One of the four classes that every Middlebury first year takes during their first semester is a first year seminar, a writing intensive class capped at 15 students designed to prepare students for the writing-intensive Middlebury curriculum. Each fall, around 40 seminars are offered for our September admits, ranging from The Art and Life of Andy Warhol to Literature in Exile to The Geology of National Parks to The Story of Geometry. My first seminar, elegantly titled Oratory: Winning the Soul with Words, was one of the most academically transformative experiences of my Middlebury career.
Taught by theatre professor Dana Yeaton, the seminar was divided into three parts. During the first part, we read Aristotle’s book “On Rhetoric” and studied the theoretical components of constructing a powerful speech. The middle third of the class was focused on reading great speeches throughout history, from Pericles’ Funeral Oration to Lincoln’s Gettysburg Address to MLK’s I Have a Dream. During the last few weeks of class, we wrote and delivered a number of our own speeches, culminating in a TED Talk presentation.
The class was incredibly rewarding precisely because it was unlike anything I had ever done before, or after, for that matter. Since it was the first time he had taught the class, Professor Yeaton experimented with different methods of teaching and various kinds of assignments. He always brought an energy to the room that made the 75 minutes fly by in the blink of an eye. And because of the personal nature of our final TED Talks, the 15 of us got to know each other very well by the end of the semester.

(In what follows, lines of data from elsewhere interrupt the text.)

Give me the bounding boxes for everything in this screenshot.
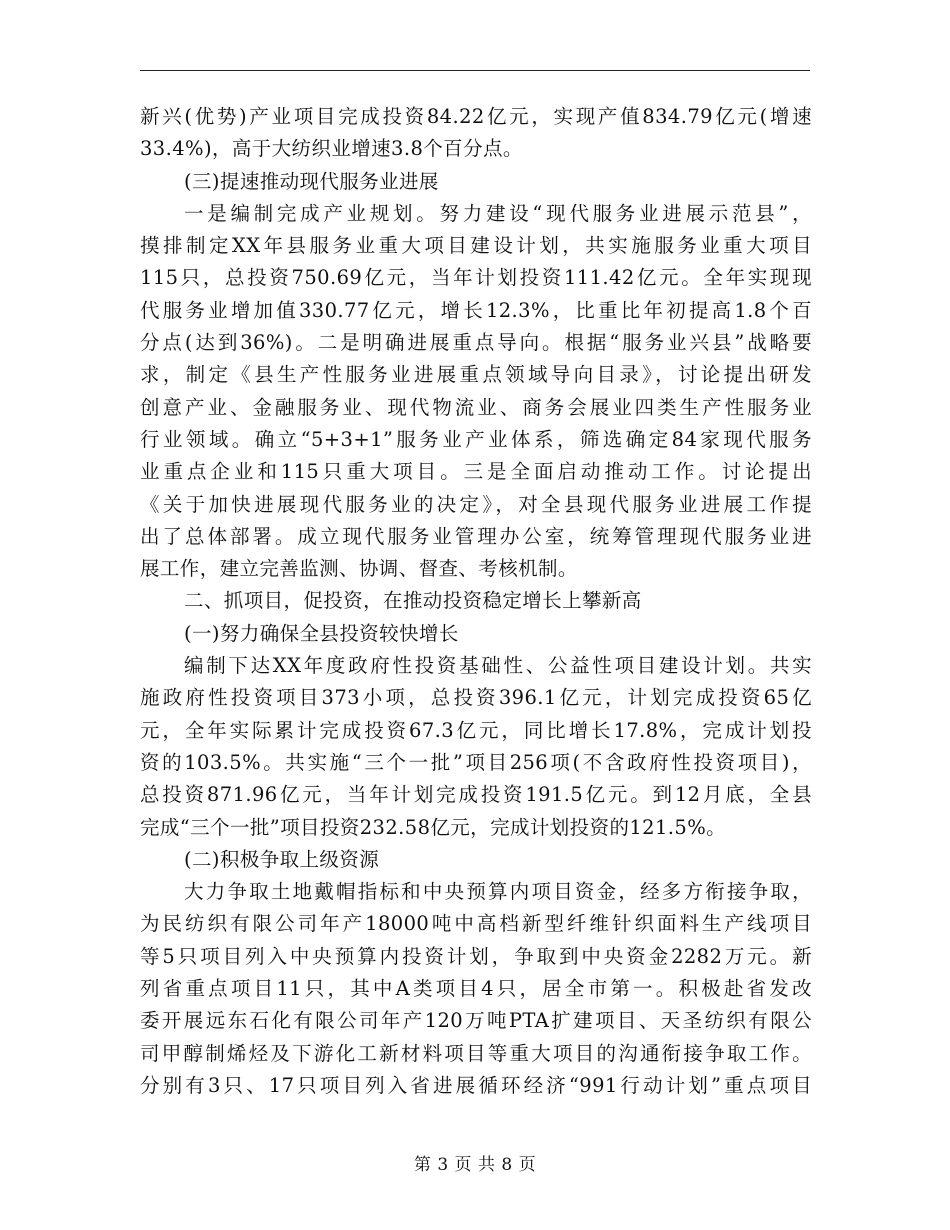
text-line: 代服务业增加值330.77亿元，增长12.3%，比重比年初提高1.8个百 bbox=[140, 298, 812, 322]
text-line: (二)积极争取上级资源 bbox=[184, 847, 380, 871]
text-line: 《关于加快进展现代服务业的决定》，对全县现代服务业进展工作提 bbox=[140, 492, 812, 516]
document-body bbox=[140, 101, 812, 1102]
page-footer: 第 3 页 共 8 页 bbox=[413, 1155, 537, 1175]
text-line: (一)努力确保全县投资较快增长 bbox=[184, 621, 459, 645]
text-line: 创意产业、金融服务业、现代物流业、商务会展业四类生产性服务业 bbox=[140, 395, 812, 419]
text-line: 出了总体部署。成立现代服务业管理办公室，统筹管理现代服务业进 bbox=[140, 524, 812, 548]
text-line: 完成“三个一批”项目投资232.58亿元，完成计划投资的121.5%。 bbox=[140, 815, 727, 839]
text-line: 总投资871.96亿元，当年计划完成投资191.5亿元。到12月底，全县 bbox=[140, 783, 812, 807]
text-line: 行业领域。确立“5+3+1”服务业产业体系，筛选确定84家现代服务 bbox=[140, 427, 812, 451]
text-line: 求，制定《县生产性服务业进展重点领域导向目录》，讨论提出研发 bbox=[140, 363, 812, 387]
text-line: 资的103.5%。共实施“三个一批”项目256项(不含政府性投资项目)， bbox=[140, 750, 812, 774]
text-line: 新兴(优势)产业项目完成投资84.22亿元，实现产值834.79亿元(增速 bbox=[140, 105, 812, 128]
text-line: 33.4%)，高于大纺织业增速3.8个百分点。 bbox=[140, 137, 523, 161]
text-line: 司甲醇制烯烃及下游化工新材料项目等重大项目的沟通衔接争取工作。 bbox=[140, 1041, 812, 1065]
text-line: 施政府性投资项目373小项，总投资396.1亿元，计划完成投资65亿 bbox=[140, 686, 812, 710]
header-rule bbox=[140, 70, 810, 71]
text-line: 分点(达到36%)。二是明确进展重点导向。根据“服务业兴县”战略要 bbox=[140, 331, 812, 355]
text-line: 115只，总投资750.69亿元，当年计划投资111.42亿元。全年实现现 bbox=[140, 266, 812, 290]
text-line: 等5只项目列入中央预算内投资计划，争取到中央资金2282万元。新 bbox=[140, 944, 812, 968]
text-line: 业重点企业和115只重大项目。三是全面启动推动工作。讨论提出 bbox=[140, 460, 812, 484]
text-line: 二、抓项目，促投资，在推动投资稳定增长上攀新高 bbox=[184, 589, 642, 613]
text-line: 展工作，建立完善监测、协调、督查、考核机制。 bbox=[140, 557, 578, 581]
text-line: 一是编制完成产业规划。努力建设“现代服务业进展示范县”， bbox=[184, 201, 812, 225]
text-line: 摸排制定XX年县服务业重大项目建设计划，共实施服务业重大项目 bbox=[140, 234, 812, 258]
text-line: 大力争取土地戴帽指标和中央预算内项目资金，经多方衔接争取， bbox=[184, 880, 812, 904]
text-line: (三)提速推动现代服务业进展 bbox=[184, 169, 439, 193]
text-line: 为民纺织有限公司年产18000吨中高档新型纤维针织面料生产线项目 bbox=[140, 912, 812, 936]
text-line: 委开展远东石化有限公司年产120万吨PTA扩建项目、天圣纺织有限公 bbox=[140, 1009, 812, 1033]
text-line: 分别有3只、17只项目列入省进展循环经济“991行动计划”重点项目 bbox=[140, 1073, 812, 1097]
text-line: 编制下达XX年度政府性投资基础性、公益性项目建设计划。共实 bbox=[184, 654, 812, 678]
text-line: 列省重点项目11只，其中A类项目4只，居全市第一。积极赴省发改 bbox=[140, 977, 812, 1001]
text-line: 元，全年实际累计完成投资67.3亿元，同比增长17.8%，完成计划投 bbox=[140, 718, 812, 742]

In the January following that fall semester, Professor Yeaton invited a few of us from the seminar to participate in the College’s annual Martin Luther King Day Celebration in Mead Chapel, an evening of song, dance, and oratory that commemorates the life of the civil rights hero. Together with a few other theatre students, we performed a condensed reading of MLK’s famous I Have a Dream speech. Relying on the projection of our voice and the acoustics in the chapel, we tried to capture, without microphones, the cadence of King’s speech and project its power to the standing-room only crowd. We even added a touch of Middlebury flair by reciting one section of the speech in various foreign languages.
This past Martin Luther King Day, I returned to the chapel to watch the oratorio for the first time since I participated in it three years ago. Professor Yeaton helped direct the show again, this time with students from his Speechmaker’s Studio J-Term class and members of the newly formed Oratory Society. Together, they read a series of quotes from MLK and other civil rights leaders to begin the show and like us, performed a reading of the I Have a Dream speech. Sitting in the pews, with a tinge of nostalgia, I felt incredibly proud of how much Professor Yeaton’s oratory program has grown at Middlebury. This was the second year in a row that he has offered the Speechmaker’s Studio as a J-Term class, attracting students ranging from political science majors to varsity skiers to international first years. His Oratory Society hosted an “oratory slam” in the fall and conducts workshops open to anyone wishing to improve their public speaking skills.
In his quest to bring public speaking to the fore of the liberal arts curriculum, Professor Yeaton has struck a chord with students who recognize the importance of that skill in today’s digitally connected world. The oratory program is yet another example of how the liberal arts continues to evolve here at Middlebury.